Last week I started to re-read “The 4-hour work week” * by Tim Ferris. I have been wanting to re-read this book for reflection for a while now. I was especially curious to re-read the techniques Tim describes in his book. Techniques he used in his journey in going from a 60+ hour work week to one of considerably fewer hours. Techniques I can probably use to help me be more effective and efficient while sticking to my 4-day work week.

To some extent, the book is a very old-fashioned book. I remember purchasing “The 4-hour work week” at an airport while traveling somewhere in 2008, shortly after it was published. Most of my book reading today takes place on a Kindle. Reading a paper book has a very different feeling to it! Technology has also made a leap forward in the past 12 years. As such I found that it is important to focus my reflection on the principles in the book, rather than on the actual sites and technology he describes. 

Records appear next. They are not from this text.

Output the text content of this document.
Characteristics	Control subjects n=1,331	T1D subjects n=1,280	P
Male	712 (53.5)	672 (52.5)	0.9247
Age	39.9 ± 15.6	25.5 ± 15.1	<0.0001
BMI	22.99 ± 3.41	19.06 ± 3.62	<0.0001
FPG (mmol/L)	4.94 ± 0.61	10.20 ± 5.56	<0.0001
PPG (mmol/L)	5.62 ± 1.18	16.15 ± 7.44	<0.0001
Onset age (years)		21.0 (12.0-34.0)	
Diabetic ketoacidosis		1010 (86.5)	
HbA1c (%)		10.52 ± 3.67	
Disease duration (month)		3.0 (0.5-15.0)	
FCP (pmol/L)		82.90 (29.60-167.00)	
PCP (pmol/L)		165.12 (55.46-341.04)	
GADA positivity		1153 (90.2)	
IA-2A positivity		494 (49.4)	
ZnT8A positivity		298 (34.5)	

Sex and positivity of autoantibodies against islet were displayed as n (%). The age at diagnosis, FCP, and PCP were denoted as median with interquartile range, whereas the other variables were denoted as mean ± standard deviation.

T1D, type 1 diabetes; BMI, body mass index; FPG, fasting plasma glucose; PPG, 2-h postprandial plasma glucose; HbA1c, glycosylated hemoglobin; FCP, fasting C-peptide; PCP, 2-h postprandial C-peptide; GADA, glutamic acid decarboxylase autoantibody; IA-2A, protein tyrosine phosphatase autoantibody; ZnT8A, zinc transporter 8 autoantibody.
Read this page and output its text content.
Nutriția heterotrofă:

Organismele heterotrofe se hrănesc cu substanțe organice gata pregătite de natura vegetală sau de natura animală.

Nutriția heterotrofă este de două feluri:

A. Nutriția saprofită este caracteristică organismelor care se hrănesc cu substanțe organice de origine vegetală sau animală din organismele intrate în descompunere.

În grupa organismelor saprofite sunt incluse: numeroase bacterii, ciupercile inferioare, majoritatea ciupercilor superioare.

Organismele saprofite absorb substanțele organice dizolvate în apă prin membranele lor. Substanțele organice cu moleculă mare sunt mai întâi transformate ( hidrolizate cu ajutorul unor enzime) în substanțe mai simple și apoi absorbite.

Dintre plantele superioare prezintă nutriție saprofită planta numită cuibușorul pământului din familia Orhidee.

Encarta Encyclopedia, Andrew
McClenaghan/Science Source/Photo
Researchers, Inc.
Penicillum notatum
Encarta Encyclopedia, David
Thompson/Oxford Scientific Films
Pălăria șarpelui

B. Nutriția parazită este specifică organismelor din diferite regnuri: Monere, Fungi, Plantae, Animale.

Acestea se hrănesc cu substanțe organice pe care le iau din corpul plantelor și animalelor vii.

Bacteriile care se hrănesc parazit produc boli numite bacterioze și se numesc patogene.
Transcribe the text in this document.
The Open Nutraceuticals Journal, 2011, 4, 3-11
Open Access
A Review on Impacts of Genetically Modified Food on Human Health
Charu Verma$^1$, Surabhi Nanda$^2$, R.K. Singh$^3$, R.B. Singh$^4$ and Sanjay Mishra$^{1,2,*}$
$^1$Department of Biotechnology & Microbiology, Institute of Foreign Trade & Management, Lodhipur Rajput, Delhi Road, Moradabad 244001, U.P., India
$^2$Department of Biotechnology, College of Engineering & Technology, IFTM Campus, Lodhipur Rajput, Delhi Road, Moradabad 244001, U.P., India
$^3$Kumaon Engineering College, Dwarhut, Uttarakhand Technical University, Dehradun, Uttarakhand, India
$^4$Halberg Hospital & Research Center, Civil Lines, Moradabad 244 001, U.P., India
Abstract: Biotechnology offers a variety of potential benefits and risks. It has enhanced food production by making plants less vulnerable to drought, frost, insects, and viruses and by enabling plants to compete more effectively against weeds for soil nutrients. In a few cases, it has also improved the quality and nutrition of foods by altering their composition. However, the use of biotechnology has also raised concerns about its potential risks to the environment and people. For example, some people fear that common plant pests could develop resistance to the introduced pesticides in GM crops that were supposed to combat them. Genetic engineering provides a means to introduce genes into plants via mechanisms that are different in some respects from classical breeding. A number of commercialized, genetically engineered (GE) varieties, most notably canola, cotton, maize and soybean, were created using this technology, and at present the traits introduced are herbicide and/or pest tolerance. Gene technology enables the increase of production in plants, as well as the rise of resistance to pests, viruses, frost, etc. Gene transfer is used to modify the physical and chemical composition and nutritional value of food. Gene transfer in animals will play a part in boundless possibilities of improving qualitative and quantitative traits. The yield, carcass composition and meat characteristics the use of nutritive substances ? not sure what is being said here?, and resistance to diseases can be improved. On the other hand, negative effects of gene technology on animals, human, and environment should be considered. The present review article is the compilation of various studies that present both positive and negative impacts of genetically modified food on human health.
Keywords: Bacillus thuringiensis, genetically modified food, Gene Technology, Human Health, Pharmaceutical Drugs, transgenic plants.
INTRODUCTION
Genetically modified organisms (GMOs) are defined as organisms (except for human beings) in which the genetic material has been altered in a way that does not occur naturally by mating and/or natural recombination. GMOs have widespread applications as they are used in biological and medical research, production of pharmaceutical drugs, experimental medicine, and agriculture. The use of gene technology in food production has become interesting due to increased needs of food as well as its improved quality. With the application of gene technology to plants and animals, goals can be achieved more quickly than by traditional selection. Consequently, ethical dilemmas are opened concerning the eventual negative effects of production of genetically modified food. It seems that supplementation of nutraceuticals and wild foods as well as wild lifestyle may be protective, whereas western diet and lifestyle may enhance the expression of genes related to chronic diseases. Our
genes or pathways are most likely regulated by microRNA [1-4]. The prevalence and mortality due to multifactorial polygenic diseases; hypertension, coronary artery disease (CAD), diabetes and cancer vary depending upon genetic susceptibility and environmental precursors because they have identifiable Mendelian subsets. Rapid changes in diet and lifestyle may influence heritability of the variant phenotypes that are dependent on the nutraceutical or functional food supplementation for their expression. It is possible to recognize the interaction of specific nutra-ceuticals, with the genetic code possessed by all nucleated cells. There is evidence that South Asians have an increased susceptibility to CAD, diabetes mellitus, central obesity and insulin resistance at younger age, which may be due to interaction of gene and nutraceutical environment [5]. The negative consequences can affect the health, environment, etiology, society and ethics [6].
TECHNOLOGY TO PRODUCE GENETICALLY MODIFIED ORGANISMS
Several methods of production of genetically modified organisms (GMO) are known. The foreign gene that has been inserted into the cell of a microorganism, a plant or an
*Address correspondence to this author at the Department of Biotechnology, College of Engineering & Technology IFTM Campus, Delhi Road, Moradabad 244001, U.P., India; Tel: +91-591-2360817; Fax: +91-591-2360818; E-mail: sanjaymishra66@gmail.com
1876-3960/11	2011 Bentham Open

One of the first principles I ran into while reading the book was the 80/20 rule, or better said Pareto’s Law. Not really something new, nor something that I never applied before. Vilfredo Pareto passed away in 1923 and so his law must have been around at least for some 100 years. The summary of Pareto’s law is that 80% of the output, or results, comes from 20% of the inputs, or your efforts. It also applies the other way around: 80% of your efforts lead to only 20% of the results. 

I’m sure you have heard of this before. That’s what reflection does, it creates “aha” moments, it opens doors in your memory that were temporarily shut. Old knowledge or techniques can be applied in a new flavor or in new circumstances. That’s what I started doing: I went through my todo list and for each action I wondered “does it contribute to the 80% results, or is it part of the 80% effort?”. If it belonged to the latter category, I looked at how I could say goodbye to such a task. It’s a liberating exercise that creates new space. I would highly advise you to do a similar exercise and ask yourself: to which of your own activities is it time to say goodbye?

The same applies to your alliances and partnerships. You have your Alliance Health Checks for your alliance portfolio in progress. Now, next to the Alliance Health Check, also look at the broader performance of the alliance. Then, consider: which one of your alliances belong to the category that asks for 80% of your time and effort and contributes only to 20% of the value you want to generate? Is it time to say goodbye to (some of) them?